Sat. Sep 24th, 2022

How can we make wind a more versatile energy source?  By adding storage.
enlarge / How can we make wind a more versatile energy source? By adding storage.

An energy storage startup that gained a foothold in Alphabet’s X “moonshot” division announced last week that it will receive $26 million in funding from a group of investors led by Breakthrough Energy Ventures, a fund funded by Jeff Bezos. and Michael Bloomberg as investors and whose chairman is Bill Gates. The startup, called Malta, uses individual barrels of molten salt and antifreeze-like liquid to store electricity as thermal energy and send it to the grid when needed.

Malta’s system stores electricity by taking that electricity, using a heat pump to convert the electricity into heat, and storing that heat in molten salt. Then, when electricity is needed again, the system reunites the molten salt with the cold liquid, using a heat engine to convert the thermal energy back into electricity, which can be sent back to the grid.

The concept is outlined in a July 2017 paper in the Magazine for renewable and sustainable energystating that “Round-trip efficiency … appears to be competitive with that of pumped hydroelectric storage.” [Update: Ars is seeking a number more specific to Malta’s system and will update again when that number is made available.] Pumped hydroelectric storage is one of the oldest forms of electricity storage, using electricity when it is cheap and plentiful to pump water up a hill, then releasing that water through hydroelectric turbines when electricity is expensive and scarce. .

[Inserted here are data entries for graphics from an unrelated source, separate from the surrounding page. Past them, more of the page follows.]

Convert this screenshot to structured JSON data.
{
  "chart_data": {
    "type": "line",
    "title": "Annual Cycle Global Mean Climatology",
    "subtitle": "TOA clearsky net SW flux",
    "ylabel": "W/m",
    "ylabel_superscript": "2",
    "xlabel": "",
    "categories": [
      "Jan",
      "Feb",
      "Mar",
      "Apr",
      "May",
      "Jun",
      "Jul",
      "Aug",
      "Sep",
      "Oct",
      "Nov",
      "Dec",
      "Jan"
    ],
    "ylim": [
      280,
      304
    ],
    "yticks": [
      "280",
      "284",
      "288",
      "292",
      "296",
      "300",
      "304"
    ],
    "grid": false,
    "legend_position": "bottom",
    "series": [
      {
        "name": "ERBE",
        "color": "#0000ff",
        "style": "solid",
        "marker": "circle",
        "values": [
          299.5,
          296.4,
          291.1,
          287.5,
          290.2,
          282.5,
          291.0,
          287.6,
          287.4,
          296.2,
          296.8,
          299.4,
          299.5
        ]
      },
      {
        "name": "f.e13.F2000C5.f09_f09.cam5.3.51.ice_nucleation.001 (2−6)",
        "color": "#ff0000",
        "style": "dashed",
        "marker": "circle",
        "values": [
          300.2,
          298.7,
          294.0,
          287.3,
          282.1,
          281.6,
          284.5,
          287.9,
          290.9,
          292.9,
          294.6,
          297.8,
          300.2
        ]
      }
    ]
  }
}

In fact, many parallels can be drawn between Malta’s system and other forms of energy storage. A liquid air energy storage system in the UK uses temperature differences (as Malta does) to expand condensed air and put more electricity back into the grid when needed. Solar thermal systems send concentrated sunlight to a central tower to heat molten salt, which can store that heat long before it’s used. This allows solar thermal systems to continue sending energy to the grid after sunset.

Malta’s business story is that its thermal pump storage system can be placed anywhere (unlike hydroelectric pump storage, which requires elevation changes, or compressed air storage, which is primarily deployed near natural underground caves). It can be easily expanded and, unlike chemical batteries, such a system is made of common and cheap industrial materials with a service life of 20 years.

Storage has been a major concern among energy industry viewers in recent years. As it becomes more urgent for the world to refrain from burning fossil fuels, it is also clear that the intermittent solar and wind energy makes these two sources insufficient on their own to replace fossil fuels. However, with large-scale, cost-effective energy storage solutions, it is becoming increasingly possible to add more and more renewable energy to the grid.

Malta claims its system can store energy for weeks and add value to both renewable and traditional electricity sources. “Malta has the potential to make existing capital investments in both fossil and renewable generation more productive while dramatically improving the stability and resilience of the power grid,” the company’s press release said.

Currently, large-scale energy storage is an expensive solution, but ideas like Malta’s address many of the cost issues, at least on paper. Starting up a pilot project will be the next test.